Everybody’s a style maven now, thanks to shelter magazines, Instagram, Pinterest and reality TV shows about house-flippers, so if you’re putting your house on the market this spring, you’ll need it to look as current as possible.
Two reasons: Because most buyers do their first rounds of house-hunting online, if a home’s photos don’t sizzle, “people will click right past it,” said Maureen Rooney, a Keller-Williams agent in Glen Ellyn.
And the days of buying a fixer-upper are long gone in this era when everybody’s busy. “If your house doesn’t look done, if it doesn’t look like the buyers can move in now and enjoy it for a while, they don’t want it,” said Leigh Marcus, an @properties agent based in Lincoln Park.
We spoke to a few real estate agents and interior designers to gather five ideas about design trends you can tap when prepping your home to go on the market this year.
Grey or beige?

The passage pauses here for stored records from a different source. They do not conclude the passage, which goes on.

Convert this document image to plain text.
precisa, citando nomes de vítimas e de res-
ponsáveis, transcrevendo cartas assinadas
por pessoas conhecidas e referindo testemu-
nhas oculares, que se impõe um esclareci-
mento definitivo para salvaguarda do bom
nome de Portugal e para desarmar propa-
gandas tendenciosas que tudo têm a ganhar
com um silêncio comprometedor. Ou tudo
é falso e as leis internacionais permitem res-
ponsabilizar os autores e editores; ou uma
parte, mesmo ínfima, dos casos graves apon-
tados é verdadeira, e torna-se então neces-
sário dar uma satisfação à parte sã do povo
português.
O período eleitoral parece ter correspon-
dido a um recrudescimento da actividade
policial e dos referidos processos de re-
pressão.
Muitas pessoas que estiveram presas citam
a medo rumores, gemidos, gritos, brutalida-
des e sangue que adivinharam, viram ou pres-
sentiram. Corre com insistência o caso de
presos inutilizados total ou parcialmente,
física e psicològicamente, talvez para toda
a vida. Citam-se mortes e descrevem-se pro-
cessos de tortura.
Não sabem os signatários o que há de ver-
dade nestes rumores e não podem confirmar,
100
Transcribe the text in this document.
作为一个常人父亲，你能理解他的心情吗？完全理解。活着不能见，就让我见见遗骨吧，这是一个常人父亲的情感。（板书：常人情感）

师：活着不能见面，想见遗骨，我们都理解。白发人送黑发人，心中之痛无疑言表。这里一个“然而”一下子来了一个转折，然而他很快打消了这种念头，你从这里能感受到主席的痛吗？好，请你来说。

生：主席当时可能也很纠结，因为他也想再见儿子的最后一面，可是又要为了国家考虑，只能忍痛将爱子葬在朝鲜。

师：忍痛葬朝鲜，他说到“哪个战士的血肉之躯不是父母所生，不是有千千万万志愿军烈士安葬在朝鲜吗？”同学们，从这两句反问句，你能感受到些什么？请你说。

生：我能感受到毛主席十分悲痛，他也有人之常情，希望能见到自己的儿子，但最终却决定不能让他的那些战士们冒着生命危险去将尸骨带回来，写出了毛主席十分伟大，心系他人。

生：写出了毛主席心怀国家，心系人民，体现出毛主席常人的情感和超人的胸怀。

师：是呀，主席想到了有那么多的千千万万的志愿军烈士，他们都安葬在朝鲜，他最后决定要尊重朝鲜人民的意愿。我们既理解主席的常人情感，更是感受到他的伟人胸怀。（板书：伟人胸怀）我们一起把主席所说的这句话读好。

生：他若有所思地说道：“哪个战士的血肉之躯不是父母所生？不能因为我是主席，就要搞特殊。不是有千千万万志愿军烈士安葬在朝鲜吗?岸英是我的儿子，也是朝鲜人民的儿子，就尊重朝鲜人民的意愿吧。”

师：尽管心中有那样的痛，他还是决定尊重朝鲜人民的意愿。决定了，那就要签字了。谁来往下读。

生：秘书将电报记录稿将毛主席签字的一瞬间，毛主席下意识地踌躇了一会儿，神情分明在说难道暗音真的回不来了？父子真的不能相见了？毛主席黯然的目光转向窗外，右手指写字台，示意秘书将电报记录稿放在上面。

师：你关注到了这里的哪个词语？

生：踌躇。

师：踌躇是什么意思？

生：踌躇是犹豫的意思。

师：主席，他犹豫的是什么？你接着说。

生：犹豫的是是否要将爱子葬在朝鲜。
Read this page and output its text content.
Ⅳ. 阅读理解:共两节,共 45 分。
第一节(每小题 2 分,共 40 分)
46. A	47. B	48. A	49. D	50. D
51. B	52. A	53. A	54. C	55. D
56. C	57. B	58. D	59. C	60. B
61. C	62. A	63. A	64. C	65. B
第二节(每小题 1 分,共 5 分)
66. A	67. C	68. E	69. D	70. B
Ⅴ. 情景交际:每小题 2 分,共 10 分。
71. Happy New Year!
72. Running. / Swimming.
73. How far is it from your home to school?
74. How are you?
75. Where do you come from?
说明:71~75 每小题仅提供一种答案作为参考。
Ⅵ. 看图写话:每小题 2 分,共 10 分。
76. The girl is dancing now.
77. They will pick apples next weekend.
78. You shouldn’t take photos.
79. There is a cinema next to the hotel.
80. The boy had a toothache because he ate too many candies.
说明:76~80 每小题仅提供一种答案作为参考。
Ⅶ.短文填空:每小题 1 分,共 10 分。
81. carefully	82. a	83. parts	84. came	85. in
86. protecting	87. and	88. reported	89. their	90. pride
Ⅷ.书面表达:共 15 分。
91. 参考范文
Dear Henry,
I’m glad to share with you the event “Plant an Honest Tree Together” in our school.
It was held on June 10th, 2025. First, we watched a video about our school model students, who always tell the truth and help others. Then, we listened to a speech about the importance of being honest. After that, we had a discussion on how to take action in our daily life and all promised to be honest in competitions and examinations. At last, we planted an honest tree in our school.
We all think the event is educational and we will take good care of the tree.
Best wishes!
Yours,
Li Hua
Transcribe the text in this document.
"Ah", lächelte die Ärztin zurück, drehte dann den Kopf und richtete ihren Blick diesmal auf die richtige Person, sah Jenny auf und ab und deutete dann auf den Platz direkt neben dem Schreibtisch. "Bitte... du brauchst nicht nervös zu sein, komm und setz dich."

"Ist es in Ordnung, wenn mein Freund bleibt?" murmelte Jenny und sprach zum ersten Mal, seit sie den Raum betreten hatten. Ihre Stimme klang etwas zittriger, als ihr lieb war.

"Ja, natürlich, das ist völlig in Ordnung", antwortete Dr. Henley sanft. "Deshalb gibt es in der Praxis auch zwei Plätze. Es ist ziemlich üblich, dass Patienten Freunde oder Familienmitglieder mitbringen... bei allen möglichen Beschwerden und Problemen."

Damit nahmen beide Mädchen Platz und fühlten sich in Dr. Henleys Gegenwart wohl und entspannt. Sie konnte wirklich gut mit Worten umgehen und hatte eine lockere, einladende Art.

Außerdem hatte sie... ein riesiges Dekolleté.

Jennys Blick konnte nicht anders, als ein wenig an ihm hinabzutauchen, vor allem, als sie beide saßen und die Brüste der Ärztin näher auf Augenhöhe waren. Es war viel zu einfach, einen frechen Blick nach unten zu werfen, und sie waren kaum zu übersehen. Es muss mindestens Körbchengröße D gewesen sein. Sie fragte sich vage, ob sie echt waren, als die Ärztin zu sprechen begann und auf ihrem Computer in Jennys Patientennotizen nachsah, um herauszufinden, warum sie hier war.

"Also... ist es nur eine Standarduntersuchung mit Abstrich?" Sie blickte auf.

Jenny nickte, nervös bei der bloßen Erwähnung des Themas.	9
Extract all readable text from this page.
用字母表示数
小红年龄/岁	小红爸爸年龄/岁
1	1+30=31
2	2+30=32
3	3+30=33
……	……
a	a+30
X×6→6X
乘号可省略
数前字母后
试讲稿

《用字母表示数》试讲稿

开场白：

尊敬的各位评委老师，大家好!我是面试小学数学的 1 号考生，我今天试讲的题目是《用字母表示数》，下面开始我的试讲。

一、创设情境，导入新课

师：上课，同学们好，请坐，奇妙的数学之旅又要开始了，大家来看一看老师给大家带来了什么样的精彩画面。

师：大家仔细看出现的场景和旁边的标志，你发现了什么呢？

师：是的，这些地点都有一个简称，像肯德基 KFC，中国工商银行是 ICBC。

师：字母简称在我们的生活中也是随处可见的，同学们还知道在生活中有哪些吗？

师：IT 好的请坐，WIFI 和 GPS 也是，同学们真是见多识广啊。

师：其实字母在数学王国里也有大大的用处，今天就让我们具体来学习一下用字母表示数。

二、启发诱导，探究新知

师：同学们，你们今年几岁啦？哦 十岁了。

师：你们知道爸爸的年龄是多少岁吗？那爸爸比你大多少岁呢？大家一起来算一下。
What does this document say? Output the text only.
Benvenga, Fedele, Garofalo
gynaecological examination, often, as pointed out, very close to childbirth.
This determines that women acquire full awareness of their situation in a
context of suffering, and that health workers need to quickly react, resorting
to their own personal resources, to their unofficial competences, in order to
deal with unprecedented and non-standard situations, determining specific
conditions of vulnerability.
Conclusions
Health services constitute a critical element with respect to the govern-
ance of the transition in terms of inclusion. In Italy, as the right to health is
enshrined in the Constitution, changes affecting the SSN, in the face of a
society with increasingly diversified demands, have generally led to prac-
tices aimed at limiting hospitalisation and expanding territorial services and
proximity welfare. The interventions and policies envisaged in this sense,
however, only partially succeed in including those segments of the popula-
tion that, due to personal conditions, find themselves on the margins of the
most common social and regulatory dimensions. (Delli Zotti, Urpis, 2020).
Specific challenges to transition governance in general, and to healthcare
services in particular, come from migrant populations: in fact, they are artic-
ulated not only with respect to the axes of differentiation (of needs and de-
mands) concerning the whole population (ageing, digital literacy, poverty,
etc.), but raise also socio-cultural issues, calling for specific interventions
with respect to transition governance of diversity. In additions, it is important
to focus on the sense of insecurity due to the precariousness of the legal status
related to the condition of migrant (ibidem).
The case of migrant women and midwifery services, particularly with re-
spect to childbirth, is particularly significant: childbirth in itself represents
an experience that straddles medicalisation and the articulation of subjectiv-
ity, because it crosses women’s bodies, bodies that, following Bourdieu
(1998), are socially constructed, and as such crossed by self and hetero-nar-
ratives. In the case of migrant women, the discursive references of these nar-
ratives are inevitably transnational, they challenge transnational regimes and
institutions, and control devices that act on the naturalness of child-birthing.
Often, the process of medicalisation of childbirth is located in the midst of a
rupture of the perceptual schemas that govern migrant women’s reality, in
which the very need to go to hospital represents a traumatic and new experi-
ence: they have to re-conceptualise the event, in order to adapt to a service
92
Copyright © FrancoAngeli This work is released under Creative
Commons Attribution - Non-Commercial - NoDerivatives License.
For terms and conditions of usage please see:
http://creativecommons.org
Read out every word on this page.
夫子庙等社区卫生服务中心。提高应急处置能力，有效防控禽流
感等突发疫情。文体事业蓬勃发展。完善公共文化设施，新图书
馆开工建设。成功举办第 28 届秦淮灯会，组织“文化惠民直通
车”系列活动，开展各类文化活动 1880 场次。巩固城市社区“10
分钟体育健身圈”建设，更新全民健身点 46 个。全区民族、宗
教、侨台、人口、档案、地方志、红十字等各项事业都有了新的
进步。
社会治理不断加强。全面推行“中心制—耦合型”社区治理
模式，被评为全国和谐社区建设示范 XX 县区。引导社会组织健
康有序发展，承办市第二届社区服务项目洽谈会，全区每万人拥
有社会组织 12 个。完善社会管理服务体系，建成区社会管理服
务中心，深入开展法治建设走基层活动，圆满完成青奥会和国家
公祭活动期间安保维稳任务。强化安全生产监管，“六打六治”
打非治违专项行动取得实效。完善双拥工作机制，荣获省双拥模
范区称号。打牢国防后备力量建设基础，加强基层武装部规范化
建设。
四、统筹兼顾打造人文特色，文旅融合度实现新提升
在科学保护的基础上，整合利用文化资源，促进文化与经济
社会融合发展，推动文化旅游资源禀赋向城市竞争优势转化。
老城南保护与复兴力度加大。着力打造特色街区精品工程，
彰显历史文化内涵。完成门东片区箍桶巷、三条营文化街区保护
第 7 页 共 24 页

Greige
Painting walls in neutral colors is time-worn advice from real estate agents, but Marcus says it’s more important than ever in the Internet era because they make rooms look lighter and more spacious when depicted in little photos on a mobile phone’s screen.
Dark colors or complicated patterns are fine for furniture and other details that are going to look even tinier in those photos.
Neutral walls don’t have to look bland. Layers of different neutral tones together can have a strong, simple visual impact, said Elizabeth Pasquinelli, an interior designer whose firm is called Debaun Studio. The photo above shows a bedroom in her two-bedroom Lakeview condo, which is listed by Marcus. It came on the market Dec. 12 and went under contract Jan. 3.
For relief from neutral walls, use accessories that sparkle, as @properties Clare Spartz did in the living room of a three-bedroom condo she’s representing on Buckingham Place in Lakeview.
Spartz, who’s also a home stager, put glass and metallic objects on the mantel, a glittering vase on the opposite side of the room and a metallic gold table next to the couch. Light glinting off them draws the eye around the room, “which makes you spend more time looking at it before you go into the next room,” Spartz said.
Whether looking at a property online or in person, Spartz said, the longer potential buyers engage with a room, the more likely they’ll remember it after trooping through other properties.
Ellen Davis, an interior designer in Glen Ellyn who’s refreshing her family’s home to put it back on the market in the spring, said sparkly things should be on every seller’s shopping list. “You’re taking down your family photos and personal items,” she said. Replace them with frames that glitter.